Preços da indústria caem 1,29% em maio
Em maio de 2025, os preços da indústria brasileira caíram 1,29%, marcando o quarto mês consecutivo de queda, devido à redução nos preços de commodities como cana-de-açúcar e soja, além da desvalorização do dólar em relação ao real, com os setores de metalurgia e produtos químicos apresentando as maiores variações.

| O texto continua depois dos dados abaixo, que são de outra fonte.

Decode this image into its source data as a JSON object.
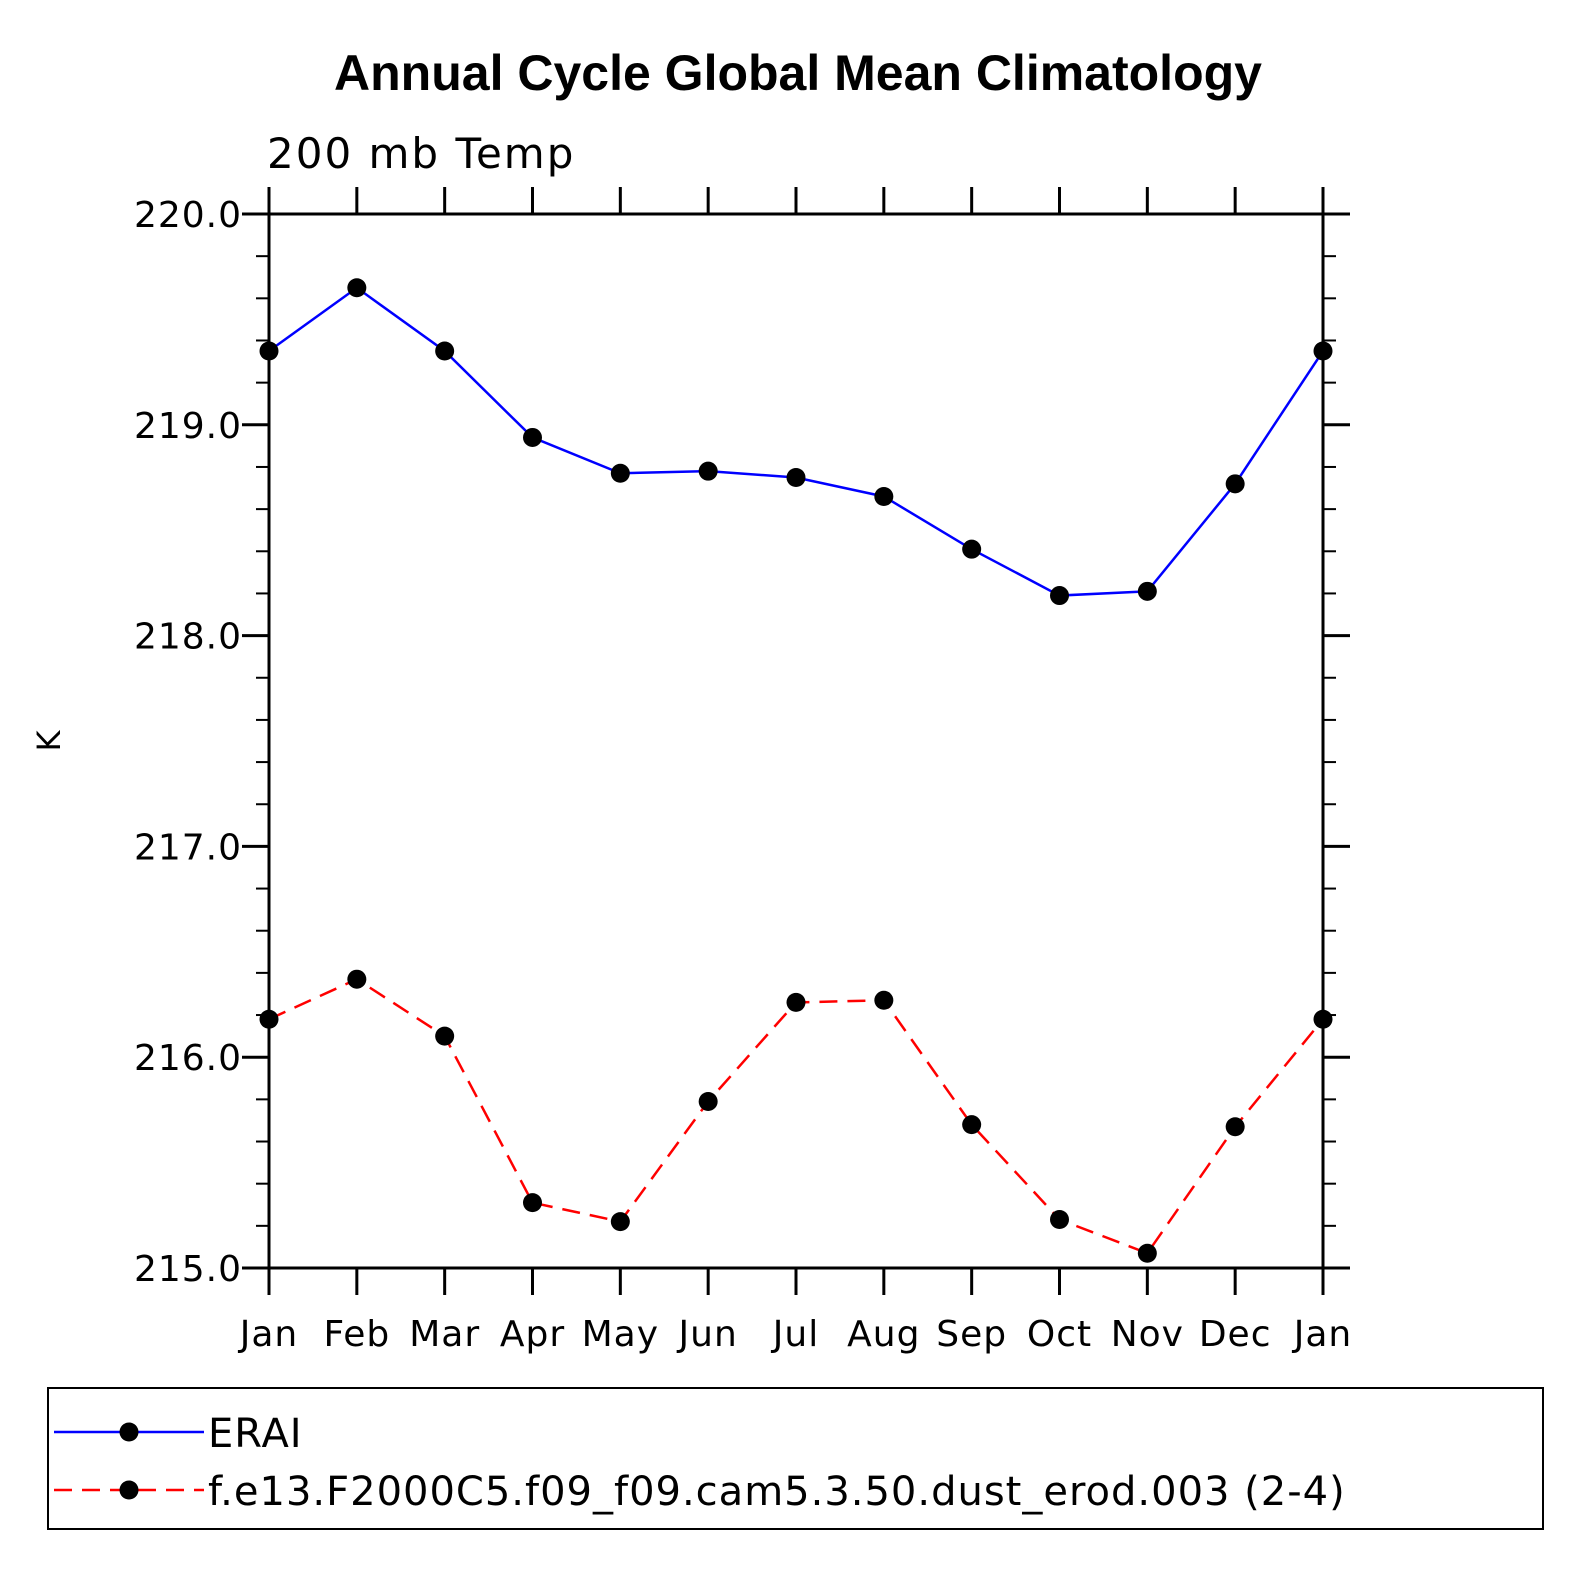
{
  "chart_data": {
    "type": "line",
    "title": "Annual Cycle Global Mean Climatology",
    "subtitle": "200 mb Temp",
    "ylabel": "K",
    "xlabel": "",
    "categories": [
      "Jan",
      "Feb",
      "Mar",
      "Apr",
      "May",
      "Jun",
      "Jul",
      "Aug",
      "Sep",
      "Oct",
      "Nov",
      "Dec",
      "Jan"
    ],
    "ylim": [
      215.0,
      220.0
    ],
    "yticks": [
      "215.0",
      "216.0",
      "217.0",
      "218.0",
      "219.0",
      "220.0"
    ],
    "grid": false,
    "legend_position": "bottom",
    "series": [
      {
        "name": "ERAI",
        "color": "#0000ff",
        "dash": "solid",
        "values": [
          219.35,
          219.65,
          219.35,
          218.94,
          218.77,
          218.78,
          218.75,
          218.66,
          218.41,
          218.19,
          218.21,
          218.72,
          219.35
        ]
      },
      {
        "name": "f.e13.F2000C5.f09_f09.cam5.3.50.dust_erod.003 (2-4)",
        "color": "#ff0000",
        "dash": "dashed",
        "values": [
          216.18,
          216.37,
          216.1,
          215.31,
          215.22,
          215.79,
          216.26,
          216.27,
          215.68,
          215.23,
          215.07,
          215.67,
          216.18
        ]
      }
    ]
  }
}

Os preços da indústria brasileira registraram uma queda de 1,29% em maio, marcando o quarto mês consecutivo de declínio, segundo dados do IBGE. Este resultado é impulsionado pela redução dos preços de commodities e a desvalorização do dólar frente ao real, afetando significativamente o custo de produção e os preços ao consumidor.
Queda generalizada nos preços industriais
Em maio de 2025, os preços da indústria brasileira apresentaram uma queda generalizada, com 17 das 24 atividades industriais pesquisadas pelo IBGE registrando variações negativas.
Este foi o quarto mês consecutivo de declínio, refletindo uma tendência de desaceleração nos preços ao produtor. A queda de 1,29% foi a mais intensa do ano e a maior desde junho de 2023, quando os preços recuaram 2,72%.
Este cenário é resultado da diminuição dos preços de várias commodities, que impactou o custo de produção em diversos setores, além da desvalorização do dólar frente ao real, que reduziu os custos de importação.
O setor de alimentos, por exemplo, foi um dos mais afetados, com uma queda de 1,33%, influenciada pela redução dos preços de commodities como a cana-de-açúcar e a soja.
Essa tendência de queda nos preços industriais sugere um alívio nas pressões inflacionárias de curto prazo, mas também pode indicar desafios para a recuperação econômica do setor.
Influência das commodities e do câmbio
A influência das commodities e do câmbio foi determinante para a queda nos preços da indústria em maio de 2025.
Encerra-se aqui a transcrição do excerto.